As it explores, the robot has to decide what rooms it will explore, and in what order. In the above picture, a human might reason to explore rooms A-D first, simply because they are rooms with unknown occupancy that are clustered together. With information theory, a robot will do the same with a more analytical reason for doing so: by observing rooms A-D first, it will reduce the total entropy of the map more than if it traveled to and observed these four rooms first, more than any other four consecutive rooms (e.g. D-G only has two rooms of unknown occupancy).

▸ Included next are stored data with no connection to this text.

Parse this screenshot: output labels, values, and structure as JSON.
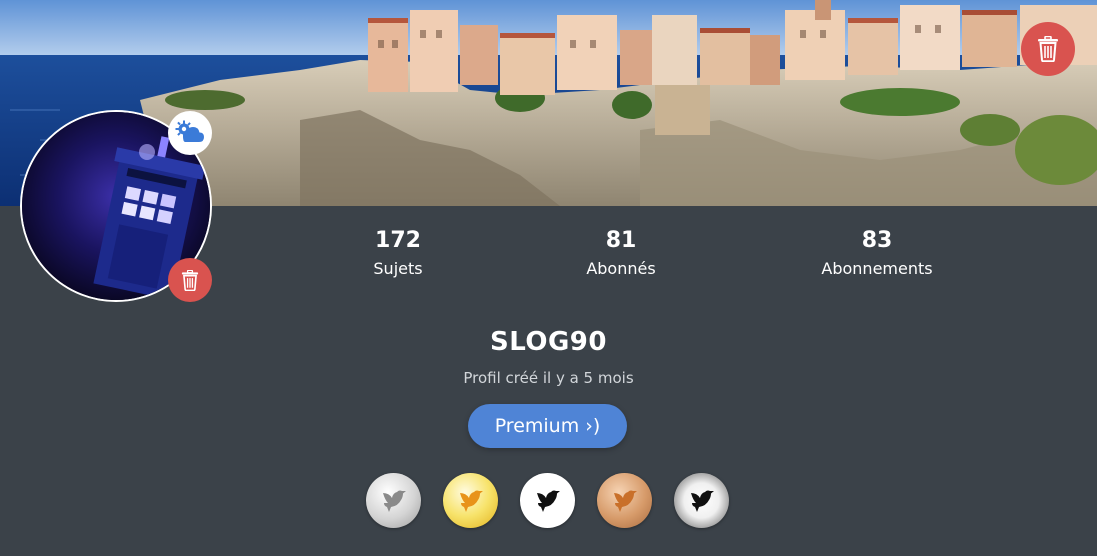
{
  "banner": {
    "image": "cliff-town-seaside-photo",
    "delete_icon": "trash-icon"
  },
  "avatar": {
    "image": "blue-police-box-photo",
    "settings_icon": "cloud-gear-icon",
    "delete_icon": "trash-icon"
  },
  "stats": {
    "subjects": {
      "count": "172",
      "label": "Sujets"
    },
    "followers": {
      "count": "81",
      "label": "Abonnés"
    },
    "following": {
      "count": "83",
      "label": "Abonnements"
    }
  },
  "profile": {
    "username": "SLOG90",
    "created": "Profil créé il y a 5 mois"
  },
  "premium": {
    "label": "Premium ›)"
  },
  "badges": [
    {
      "name": "silver-bird-badge",
      "icon": "bird-icon",
      "color": "#d4d4d4"
    },
    {
      "name": "gold-bird-badge",
      "icon": "bird-icon",
      "color": "#f7e36b"
    },
    {
      "name": "white-bird-badge",
      "icon": "bird-icon",
      "color": "#ffffff"
    },
    {
      "name": "bronze-bird-badge",
      "icon": "bird-icon",
      "color": "#d69a69"
    },
    {
      "name": "platinum-bird-badge",
      "icon": "bird-icon",
      "color": "#f0f0f0"
    }
  ],
  "colors": {
    "background": "#3b4249",
    "danger": "#d9534f",
    "premium": "#4f84d6",
    "settings_icon": "#3b7bd8"
  }
}
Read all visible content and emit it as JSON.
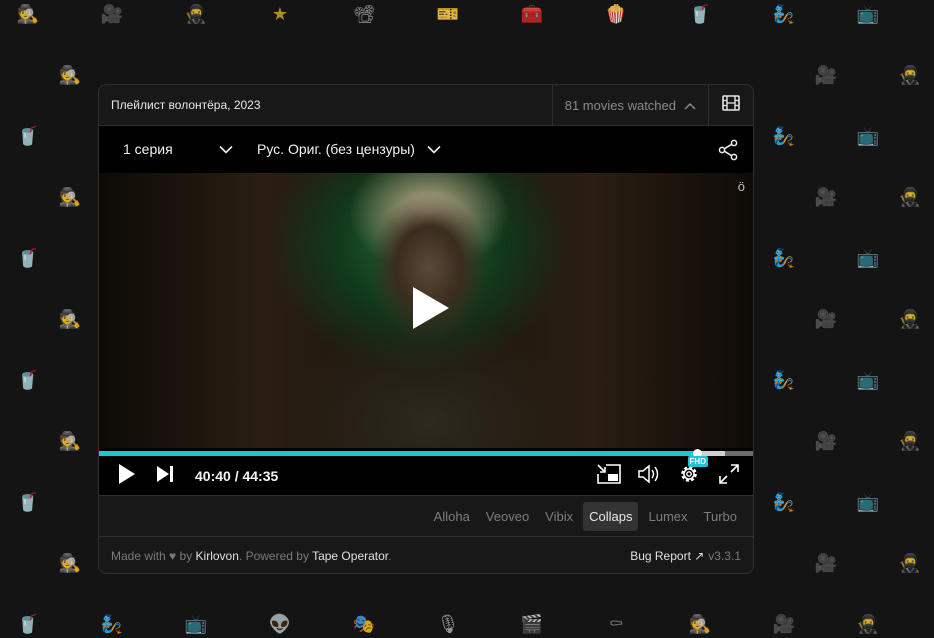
{
  "colors": {
    "accent": "#1fc3d8",
    "page_background": "#141414",
    "panel_background": "#181818"
  },
  "background_icons": [
    "detective-icon",
    "popcorn-icon",
    "clapperboard-icon",
    "ticket-icon",
    "theater-masks-icon",
    "star-icon",
    "tv-icon",
    "movie-camera-icon",
    "soda-cup-icon",
    "coffin-icon",
    "treasure-chest-icon",
    "microphone-icon",
    "projector-icon",
    "alien-icon",
    "ninja-icon",
    "genie-icon"
  ],
  "header": {
    "playlist_title": "Плейлист волонтёра, 2023",
    "watched_label": "81 movies watched",
    "film_icon": "film-strip-icon"
  },
  "player": {
    "episode_select": "1 серия",
    "audio_select": "Рус. Ориг. (без цензуры)",
    "watermark": "ö",
    "current_time": "40:40",
    "time_separator": " / ",
    "duration": "44:35",
    "progress_fraction": 0.912,
    "buffered_fraction": 0.955,
    "quality_badge": "FHD"
  },
  "sources": [
    {
      "label": "Alloha",
      "active": false
    },
    {
      "label": "Veoveo",
      "active": false
    },
    {
      "label": "Vibix",
      "active": false
    },
    {
      "label": "Collaps",
      "active": true
    },
    {
      "label": "Lumex",
      "active": false
    },
    {
      "label": "Turbo",
      "active": false
    }
  ],
  "footer": {
    "made_with": "Made with",
    "heart": "♥",
    "by": "by",
    "author": "Kirlovon",
    "powered_by": ". Powered by",
    "powered_name": "Tape Operator",
    "bug_report": "Bug Report ↗",
    "version": "v3.3.1"
  }
}
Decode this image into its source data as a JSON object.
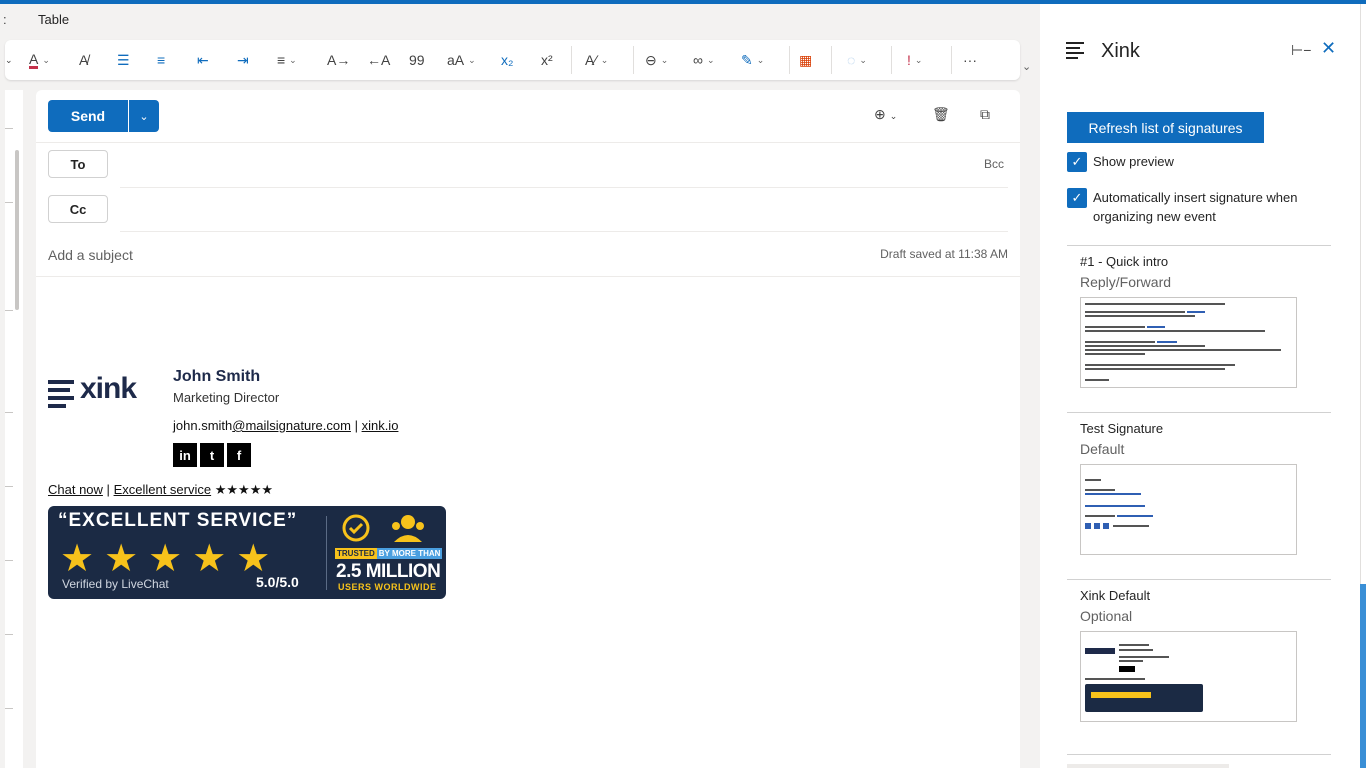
{
  "menu": {
    "colon": ":",
    "active_tab": "Table"
  },
  "ribbon": {
    "tools": [
      {
        "name": "font-color-icon",
        "glyph": "A"
      },
      {
        "name": "clear-format-icon",
        "glyph": "A̸"
      },
      {
        "name": "bullets-icon",
        "glyph": "☰"
      },
      {
        "name": "numbering-icon",
        "glyph": "≡"
      },
      {
        "name": "decrease-indent-icon",
        "glyph": "⇤"
      },
      {
        "name": "increase-indent-icon",
        "glyph": "⇥"
      },
      {
        "name": "align-icon",
        "glyph": "≡"
      },
      {
        "name": "ltr-icon",
        "glyph": "A→"
      },
      {
        "name": "rtl-icon",
        "glyph": "←A"
      },
      {
        "name": "quote-icon",
        "glyph": "99"
      },
      {
        "name": "change-case-icon",
        "glyph": "aA"
      },
      {
        "name": "subscript-icon",
        "glyph": "x₂"
      },
      {
        "name": "superscript-icon",
        "glyph": "x²"
      },
      {
        "name": "styles-icon",
        "glyph": "A∕"
      },
      {
        "name": "attach-icon",
        "glyph": "⊖"
      },
      {
        "name": "link-icon",
        "glyph": "∞"
      },
      {
        "name": "signature-icon",
        "glyph": "✎"
      },
      {
        "name": "apps-icon",
        "glyph": "▦"
      },
      {
        "name": "editor-icon",
        "glyph": "◌"
      },
      {
        "name": "importance-icon",
        "glyph": "!"
      },
      {
        "name": "more-icon",
        "glyph": "···"
      }
    ]
  },
  "compose": {
    "send_label": "Send",
    "to_label": "To",
    "cc_label": "Cc",
    "bcc_label": "Bcc",
    "subject_placeholder": "Add a subject",
    "draft_status": "Draft saved at 11:38 AM"
  },
  "signature": {
    "logo_text": "xink",
    "name": "John Smith",
    "role": "Marketing Director",
    "email_user": "john.smith",
    "email_domain": "@mailsignature.com",
    "separator": "|",
    "website": "xink.io",
    "socials": [
      "in",
      "t",
      "f"
    ],
    "chat_link": "Chat now",
    "service_link": "Excellent service",
    "stars": "★★★★★",
    "badge": {
      "quote": "“EXCELLENT SERVICE”",
      "stars": "★★★★★",
      "verified": "Verified by LiveChat",
      "score": "5.0/5.0",
      "trusted": "TRUSTED",
      "by_more_than": "BY MORE THAN",
      "million": "2.5 MILLION",
      "users": "USERS WORLDWIDE"
    }
  },
  "pane": {
    "title": "Xink",
    "refresh_label": "Refresh list of signatures",
    "show_preview": {
      "label": "Show preview",
      "checked": true
    },
    "auto_insert": {
      "label": "Automatically insert signature when organizing new event",
      "checked": true
    },
    "signatures": [
      {
        "name": "#1 - Quick intro",
        "type": "Reply/Forward"
      },
      {
        "name": "Test Signature",
        "type": "Default"
      },
      {
        "name": "Xink Default",
        "type": "Optional"
      }
    ]
  },
  "colors": {
    "accent": "#0f6cbd",
    "brand_navy": "#1b2a44",
    "star": "#f7c21b"
  }
}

In realistic applications, the robot is trying to create an occupancy map where it observes the occupancy of the space around it using grid cells. Each grid cell represents a small, discretized section of space that can either be occupied or unoccupied, just like the room example above. Here is a simple cartoon showing this idea:

In order to explore its surroundings, robots often seek to reduce the overall entropy of the entire map. By reducing entropy, it reduces the overall “surprise” of where obstacles are in the environment. This is, after all, the ultimate goal of mapping: to not be surprised by what the robot observes!

Conclusion

The main purpose of this blog post was to give an intuition behind entropy as a measure of information. Specifically, it is shown how entropy can be linked to the “surprise” or information available in a random variable. These ideas were then quickly linked to autonomous navigation when exploring an unknown environment. Although a detailed algorithm was not provided (maybe the subject of future blog posts), the general idea was proposed that a robot can create a better map by reducing the overall entropy of the probabilistic occupancy grid that details the known locations of obstacles in the environment.